Little-Known Medicare Pay Code Change Will Hurt Specialists
While the theatrics of the reform debate hold the nation in suspense, another dramatic policy change—with potentially tragic ramifications—has crept into next year's Medicare physician pay schedule with astonishingly little fanfare.
But specialty providers who are now becoming aware of the plan say it will have dire consequences for care far into the future, especially for rural communities where specialty doctors are in heavy demand.
"When these doctors find out about this, they are going to go ballistic," says Larry deGhetaldi, MD, administrator of the Palo Alto Medical Foundation, a multi-specialty group practice with 900 physicians in Santa Cruz, CA.
He adds that if it weren't for the complexity and anxiety over health reform, "this would have been the major freak-out issue."
As of Jan. 1, the Centers for Medicare and Medicaid Services plans to eliminate a series of five-digit CPT codes that specialist physicians, such as cardiologists, oncologists, and surgeons, use to bill for medical or surgical consults. These consults occur at the request of a practitioner who wants a specialist's opinion regarding his or her patient.
For example, an internist may want his patient seen by a vascular surgeon. Or a family practitioner may want her patient seen by an endocrinologist or pulmonologist.
Under current CMS rules, the CPT code for consultation calls for reimbursement that is between $20 and $50 higher than for a comparable office visit.
But by eliminating the CPT codes, those specialists will be forced to bill under a different payment code bracket, which covers for a simple office visit.
The rule change could have an impact on some specialists' willingness to be available for specialty referral care, either in the hospital or in their office practices, says Ted Mazer, MD, a San Diego area otolaryngologist.
"The potential impact on already endangered ER call panels should have been considered as well.

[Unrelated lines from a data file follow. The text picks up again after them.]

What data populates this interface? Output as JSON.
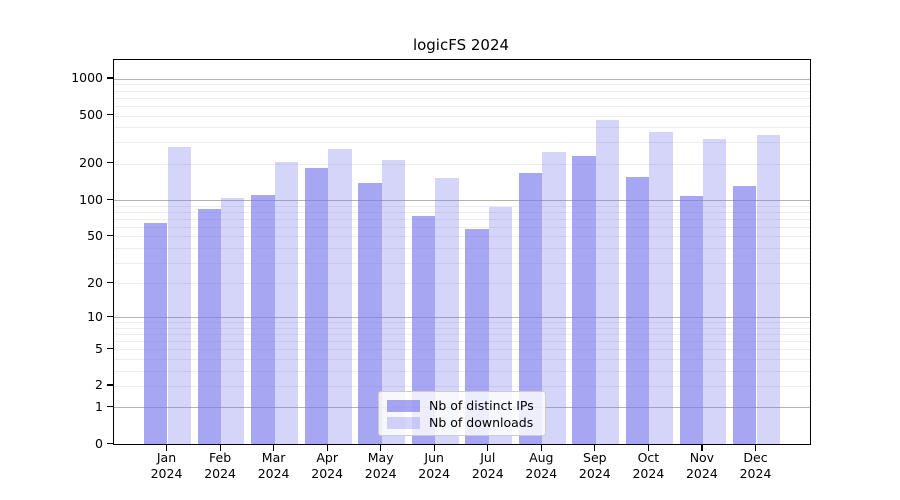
{
  "title": "logicFS 2024",
  "chart_data": {
    "type": "bar",
    "title": "logicFS 2024",
    "categories": [
      "Jan",
      "Feb",
      "Mar",
      "Apr",
      "May",
      "Jun",
      "Jul",
      "Aug",
      "Sep",
      "Oct",
      "Nov",
      "Dec"
    ],
    "year_label": "2024",
    "series": [
      {
        "name": "Nb of distinct IPs",
        "values": [
          65,
          84,
          110,
          185,
          138,
          74,
          57,
          167,
          230,
          155,
          108,
          132
        ],
        "color_hex": "#a6a6f1",
        "color_rgba": "rgba(120,120,235,0.66)"
      },
      {
        "name": "Nb of downloads",
        "values": [
          275,
          105,
          205,
          265,
          215,
          152,
          88,
          250,
          460,
          365,
          320,
          345
        ],
        "color_hex": "#d7d7f9",
        "color_rgba": "rgba(120,120,235,0.31)"
      }
    ],
    "y_ticks": [
      0,
      1,
      2,
      5,
      10,
      20,
      50,
      100,
      200,
      500,
      1000
    ],
    "y_scale": "log1p",
    "ylim": [
      0,
      1430
    ],
    "xlabel": "",
    "ylabel": "",
    "grid": true,
    "legend_position": "lower center",
    "colors": {
      "grid_minor": "#ededed",
      "grid_major": "#b3b3b3",
      "spine": "#000000",
      "background": "#ffffff"
    }
  }
}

The devaluation of the consultants' services may adversely impact access in both city and rural settings," Mazer says, especially in areas where there is already a shortage of some specialists.
Consultation services are important and time consuming, Mazer explains.
First, the patient's condition must have added complexity or it wouldn't have needed referral.
Second, the specialist performs an independent physical and often gets a separate history of the patient, spending as much as an hour to set a correct diagnosis and course of care. And third, reimbursement policy requires the specialist physician to return to the referring physician a written report of the findings and course of care in the outpatient setting.
All of that takes time and expertise, argues Mazer, who says the specialists' skill and knowledge should be appropriately compensated.
When this change takes effect, he worries that the confusion in what codes Medicare will accept and delays in payment will result in cash flow problems for specialty physicians as well, he says.
The policy change has come about in part because of a desire on the part of the Obama Administration to increase reimbursement to primary care physicians, who are increasingly in short supply. But such redistribution may tend to worsen the schism between those groups and specialists.
But it also has come about because of overutilization, seen by maps that show many areas of the country use specialty consultations far more than in others, deGhetaldi says.
"Patients in certain parts of the country who undergo a routine hospital admission will have 10 consults," deGhetaldi says. "If they force this new patient code, that will control some of these costs."